Kraus, who dubbed the right whale the “urban whale” in a 2007 book edited with Rolland, believes the whales are struggling to survive in an “industrialized ocean.” They are buffeted by pollutants carried into the sea by North America’s eastern rivers and assaulted by an acoustic din of ships, underwater drilling, seismic testing, and even naval explosive testing.
“It could be their food. It could be cumulative – being in the tailpipe of the East Coast with pharmaceutical pollution, oil runoff, pesticides in the water, and this accumulating noise,” he says of the whales’ woes. “You won’t see the end results of this kind of activity until many years after they have just faded away.”

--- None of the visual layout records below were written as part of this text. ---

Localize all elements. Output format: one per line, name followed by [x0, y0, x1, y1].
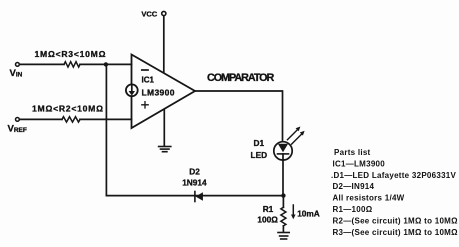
ground (R1): [278, 233, 289, 240]
wire VIN to R3: [19, 63, 64, 65]
resistor R3: [64, 62, 80, 67]
svg-text:LM3900: LM3900: [142, 87, 175, 97]
ground (op-amp): [159, 147, 171, 152]
node B junction dot: [281, 193, 285, 197]
node VIN terminal: [16, 63, 20, 67]
wire R1 to ground: [282, 226, 284, 232]
svg-text:All resistors 1/4W: All resistors 1/4W: [333, 194, 405, 203]
node VREF terminal: [16, 118, 20, 122]
parts list text block: [331, 148, 458, 237]
wire R2 to op-amp plus input: [80, 118, 132, 120]
svg-text:LED: LED: [251, 150, 268, 160]
wire R3 to op-amp minus input: [80, 63, 132, 65]
svg-text:D2—IN914: D2—IN914: [333, 182, 375, 191]
svg-text:IC1: IC1: [142, 76, 155, 85]
svg-text:10mA: 10mA: [297, 209, 320, 219]
svg-text:VCC: VCC: [141, 9, 157, 18]
current arrow 10mA: [291, 205, 296, 219]
LED light arrow 2: [292, 131, 305, 144]
svg-text:D2: D2: [189, 166, 200, 176]
op-amp minus sign: [142, 69, 148, 71]
svg-text:1N914: 1N914: [182, 178, 207, 188]
current source symbol inside op-amp: [126, 84, 138, 96]
wire op-amp ground pin: [163, 110, 165, 146]
svg-text:R1—100Ω: R1—100Ω: [333, 205, 373, 214]
svg-text:Parts list: Parts list: [334, 148, 371, 157]
svg-text:R1: R1: [263, 204, 274, 214]
svg-text:R2—(See circuit) 1MΩ to 10MΩ: R2—(See circuit) 1MΩ to 10MΩ: [333, 216, 459, 225]
svg-text:R3—(See circuit) 1MΩ to 10MΩ: R3—(See circuit) 1MΩ to 10MΩ: [333, 228, 459, 237]
resistor R1: [281, 207, 286, 226]
op-amp U1 triangle: [132, 55, 196, 129]
wire feedback horizontal to D2 and output node: [106, 195, 283, 197]
svg-text:IC1—LM3900: IC1—LM3900: [333, 159, 386, 168]
svg-text:100Ω: 100Ω: [257, 214, 278, 224]
diode D2: [195, 192, 203, 202]
wire feedback vertical: [105, 64, 107, 195]
wire op-amp output: [195, 91, 283, 142]
svg-text:1MΩ<R2<10MΩ: 1MΩ<R2<10MΩ: [32, 103, 104, 113]
svg-text:D1: D1: [254, 138, 265, 148]
LED light arrow 1: [287, 127, 300, 140]
node junction A (feedback tap): [104, 62, 108, 66]
svg-text:1MΩ<R3<10MΩ: 1MΩ<R3<10MΩ: [35, 49, 107, 59]
svg-text:COMPARATOR: COMPARATOR: [207, 72, 275, 84]
wire VREF to R2: [19, 118, 62, 120]
wire LED cathode to node B: [282, 154, 284, 196]
node VCC terminal: [162, 11, 166, 15]
wire VCC to op-amp top edge: [163, 16, 165, 72]
LED D1: [274, 142, 292, 160]
resistor R2: [62, 117, 80, 122]
wire node B to R1: [282, 196, 284, 208]
svg-text:.D1—LED Lafayette 32P06331V: .D1—LED Lafayette 32P06331V: [331, 171, 457, 180]
op-amp plus sign: [142, 102, 148, 108]
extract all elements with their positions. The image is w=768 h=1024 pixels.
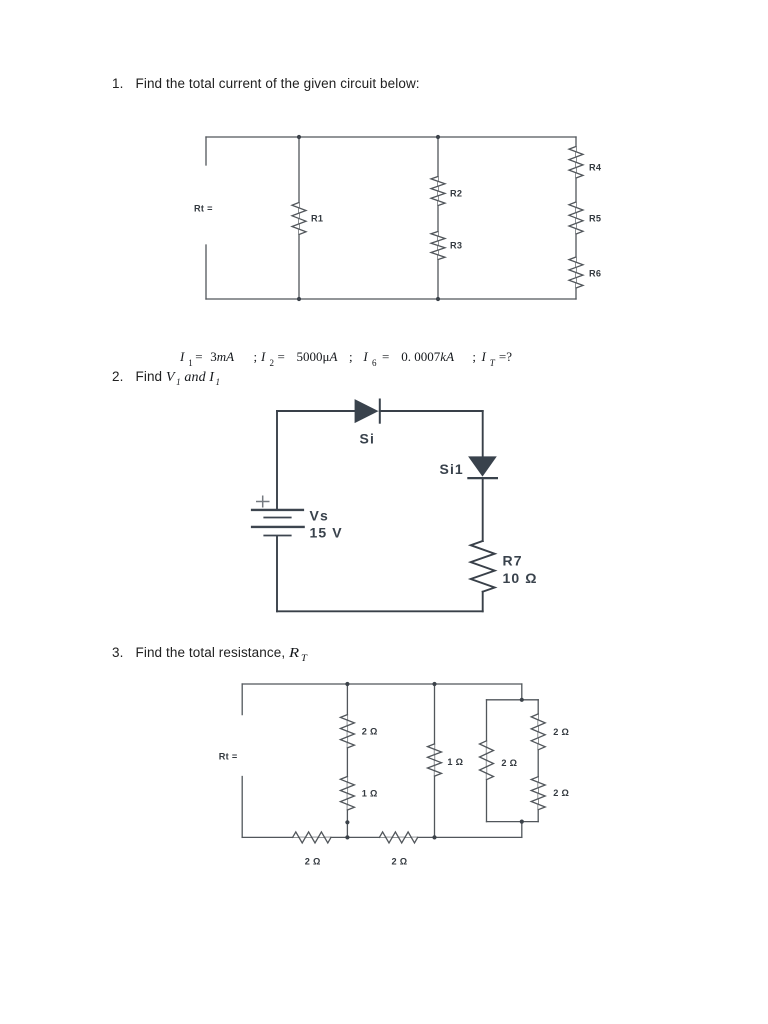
equation: ; I6 = 0.0007kA: [349, 349, 353, 365]
question 2 text: [112, 369, 220, 387]
wire R2/R3 branch: [437, 137, 439, 299]
circuit 3 bottom wire: [242, 836, 522, 838]
equation: I1 = 3mA: [180, 349, 184, 365]
svg-text:Si: Si: [360, 431, 375, 447]
svg-text:2 Ω: 2 Ω: [392, 857, 408, 867]
diode Si1 (anode triangle, pointing down): [468, 456, 497, 476]
svg-text:R7: R7: [503, 553, 523, 569]
resistor R7: [471, 541, 495, 592]
resistor R6: [569, 257, 583, 288]
inner loop right branch wire: [537, 700, 539, 822]
resistor 2 ohm inner loop left: [480, 741, 494, 780]
diode Si1 cathode bar: [467, 477, 498, 479]
node dot branch 2 bottom rail: [432, 835, 436, 839]
wire branch 1 (2ohm + 1ohm): [346, 684, 348, 837]
circuit 3 top-right corner drop to inner loop: [521, 684, 523, 700]
node dot branch 1 bottom rail: [345, 835, 349, 839]
circuit 2 left wire upper (to battery): [276, 411, 278, 509]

Sitting in the communal kitchen of the researchers’ Lubec house, under a large portrait of Admiral painted on the wall, Kraus insists he is not sentimental about the animals.
“You are not, like Jane Goodall, sitting with the chimps in the forest for days on end,” he says. “You don’t have personal interaction with them. They live in a world that is alien to us.”
But he says some researchers have stopped helping with the necropsy that is done on washed-up dead whales to determine the cause of death. “Every time we went to a dead whale on the beach it was somebody we knew,” Kraus says.
He sees the right whale as a valuable indicator of the vitality of oceans and a good “poster whale” for the environment.
“People love whales. We can use charismatic megafauna to get people to understand that you don’t just save the animals, you save the home of the animal,” he says. “If you don’t save the home, there won’t be any animals.”